Manger, bouger, Alger, danger, par Kamel Daoud
Comme des processions obscures, pour des religions de dévorations : de longues files de gens qui, soudain, à l’heure de l’aube noire, dans l’arrière-pays, se lèvent, murmurent avec colère, se rassemblent, se mettent les uns derrière les autres, cherchent leurs chaussures puis une tête, puis s’ébranlent vers Alger. Point lointain de l’horizon qui donne à manger et mange le pays. Ville des négociations depuis les antiquités, butin, femme, prostituée, victime de viol ou de rapt, ayant épousé tour à tour un vieux soldat romain, deux frères ottomans flibustiers, suicidée, forcée à s’allier avec le français puis offerte en lien de sang avec le sang des martyrs puis cloîtrée, enfermée, prise, violée encore par les colonels de l’époque.
Ville qui tourne le dos au pays et qui le surveille à la fois. Donc au matin, l’aube est une semelle et l’heure est un chemin. La procession marche, grossit, devient obscure et forte, et lentement s’écoule de la montagne vers la plaine et de la plaine vers Alger. Et c’est là qu’elle est généralement stoppée, endiguée : on finit par en déléguer quelques-uns, les mettre dans les voitures ou des chariots, les mener vers le Bureau d’Alger et négocier Alger avec eux. La procession se disperse, se désagrège, s’émiette puis s’évapore : les gens rentrent chez eux. Alger leur a promis du pain, encore plus de semoule, de l’argent, des terres ou des postes. Jusqu’au prochain cycle. Cela dure depuis toujours ces noces alimentaires entre Alger et le reste du pays. De plus en plus.

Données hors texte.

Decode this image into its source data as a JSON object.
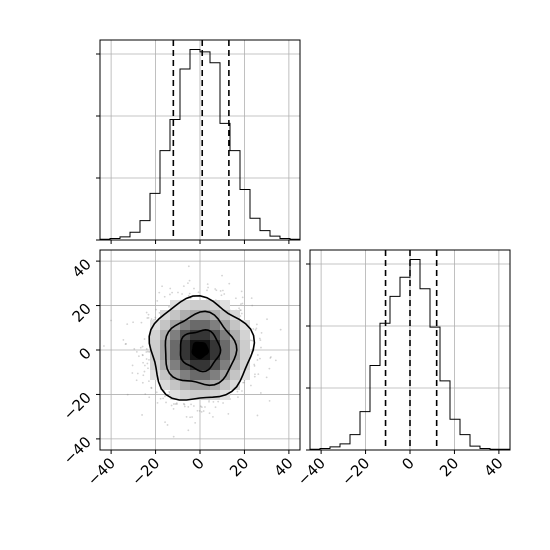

Parfois les processions sont violentes, en arrivent aux vitres de la ville, sont difficilement endiguées. D’autres fois non : on frappe la tête du ver dès qu’il dépasse la Mitidja, on arrête les revendicateurs dans les gares, dans les hôtels d’Alger, aux barrages d’entrées, etc. C’est vieux comme mouvement dans ce pays, ancien, antique : Alger cernée est prise ou donne ou consent ou avale du poison pour se défendre ou corrompt. Pain contre paix. Domination et soumission. Capitale contre tribus. Zone autonome contre zones éloignées. Autrefois cela arrivait chaque dix ans de disette. Ce n’est plus le cas : le pays a grossi, mange plus et le régime est riche et faible et cupide et rusé face à une foule qui aujourd’hui travaille peu, veut manger tout et ne croit plus qu’au langage de la menace. Pour manger, il faut bouger vers Alger. La rime de la décennie.
Sauf qu’il y a sûrement un point de rupture : les processions alimentaires deviennent de plus en plus fréquentes et menaçantes : patriotes, professions, gardes communaux et même les repentis de la Réconciliation de Bouteflika, les policiers, les chômeurs, les retraités, les oubliés, les mal payés, les députés. Un jour, les murs de la ville vont tomber, elle va être mangée et saccagée. La foule prélève l’impôt alimentaire trop souvent. Le régime est faible, malade et lâche. Retournement des mondes : autrefois Alger prenait de l’argent chez les tribus. Aujourd’hui les néo-tribus viennent à Alger pour prendre l’argent. Fascinant basculement des ordres de la gravité. Le sol tombe vers la pomme. Et la pomme est pourrie.